Starting the new season before Christmas would probably enable NBA players to participate in the Tokyo Olympics in July 2021. And several of the league’s top international players, such as Italy’s Danilo Gallinari, Marco Belinelli and Nicolo Melli and France’s Evan Fournier and Rudy Gobert, have said in recent weeks how important it is to them.

The league wants to make that happen, if possible, which would also prevent high-profile NBA playoff games from clashing with the Summer Games. But the bigger motivation for preventing the playoffs from straying too far into July is to avoid playing throughout the summer for a second successive season, while also restoring free agency as the centerpiece of the NBA’s summer calendar.

League officials have publicly downplayed concerns about the recent ratings decline, pointing to the NBA’s mammoth social media following as a source of optimism about its broader appeal. Vocal critics — with little to no evidence — increasingly attribute the plunge to a leaguewide embrace of social justice causes, but the dip has had an effect even if there is no clear-cut explanation. Long-held fears among NBA traditionalists that the viewing audience will inevitably shrink after July appear to have been validated.

The bubble was a test run for those who have lobbied the league to move to a season that starts around Christmas and continues through the summer months to compete more with Major League Baseball rather than the NFL. Although numerous sports are contending with worrisome TV ratings, it was a setback for NBA change-seekers that Bubble Ball did not come close to approaching the ratings bonanza some were expecting.

Another inescapable truth: Players want their summers back, too. After the intense demands of the bubble, with the Lakers and the Heat forced to spend nearly 100 days on an isolated campus, Damian Lillard of the Portland Trail Blazers was most likely speaking for many of his peers when he said as much Sunday on Twitter.

— Making this move sets up the NBA for something resembling normalcy in 2021-22.

The sudden shift to a December start, even if it is accepted by the players, would create chaos across the league.

Twenty-two teams have been off since early September, but the Lakers and Miami were still playing less than three weeks ago and would face an unenviable turnaround. Rookies selected in the Nov. 18 NBA draft would find themselves in practice settings just days later, without the benefit of summer league to help with the transition. A compressed free agency is likely to begin before Thanksgiving and run concurrently alongside expedited training camps. And seven teams have new coaches who will be rushing to implement their systems — while Houston and Oklahoma City still have vacancies to fill.

It’s a given that the 2020-21 season can’t possibly proceed as smoothly as bubble life did. Even if the arenas are essentially empty, teams are determined to play in their home markets.

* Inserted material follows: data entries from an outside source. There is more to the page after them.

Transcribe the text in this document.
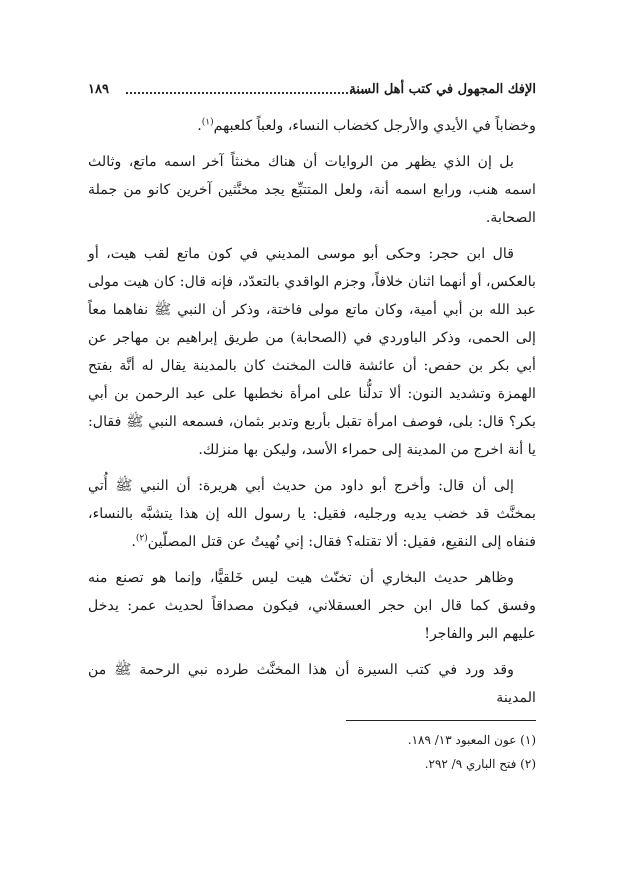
الإفك المجهول في كتب أهل السنة
١٨٩

وخضاباً في الأيدي والأرجل كخضاب النساء، ولعباً كلعبهم$^{(١)}$.

بل إن الذي يظهر من الروايات أن هناك مخنثاً آخر اسمه ماتع، وثالث اسمه هنب، ورابع اسمه أنة، ولعل المتتبِّع يجد مخنَّثين آخرين كانو من جملة الصحابة.

قال ابن حجر: وحكى أبو موسى المديني في كون ماتع لقب هيت، أو بالعكس، أو أنهما اثنان خلافاً، وجزم الواقدي بالتعدّد، فإنه قال: كان هيت مولى عبد الله بن أبي أمية، وكان ماتع مولى فاختة، وذكر أن النبي ﷺ نفاهما معاً إلى الحمى، وذكر الباوردي في (الصحابة) من طريق إبراهيم بن مهاجر عن أبي بكر بن حفص: أن عائشة قالت المخنث كان بالمدينة يقال له أنَّة بفتح الهمزة وتشديد النون: ألا تدلُّنا على امرأة نخطبها على عبد الرحمن بن أبي بكر؟ قال: بلى، فوصف امرأة تقبل بأربع وتدبر بثمان، فسمعه النبي ﷺ فقال: يا أنة اخرج من المدينة إلى حمراء الأسد، وليكن بها منزلك.

إلى أن قال: وأخرج أبو داود من حديث أبي هريرة: أن النبي ﷺ أُتي بمخنَّث قد خضب يديه ورجليه، فقيل: يا رسول الله إن هذا يتشبَّه بالنساء، فنفاه إلى النقيع، فقيل: ألا تقتله؟ فقال: إني نُهيتُ عن قتل المصلّين$^{(٢)}$.

وظاهر حديث البخاري أن تخنّث هيت ليس خَلقيًّا، وإنما هو تصنع منه وفسق كما قال ابن حجر العسقلاني، فيكون مصداقاً لحديث عمر: يدخل عليهم البر والفاجر!

وقد ورد في كتب السيرة أن هذا المخنَّث طرده نبي الرحمة ﷺ من المدينة

(١) عون المعبود ١٣/ ١٨٩.

(٢) فتح الباري ٩/ ٢٩٢.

Players, coaches and team staffers living at home and traveling would invite the same coronavirus-related risks and problems that have plagued the NFL this season.

But making sure the 2020-21 season ends in July at the latest would increase the NBA’s readiness for a traditional October-through-June run in 2021-22, which appears to be its next real opportunity to regain access to the crowds, sponsors and ancillary arena income that, as Silver said in May, typically accounts for 40 percent of the league’s annual revenue.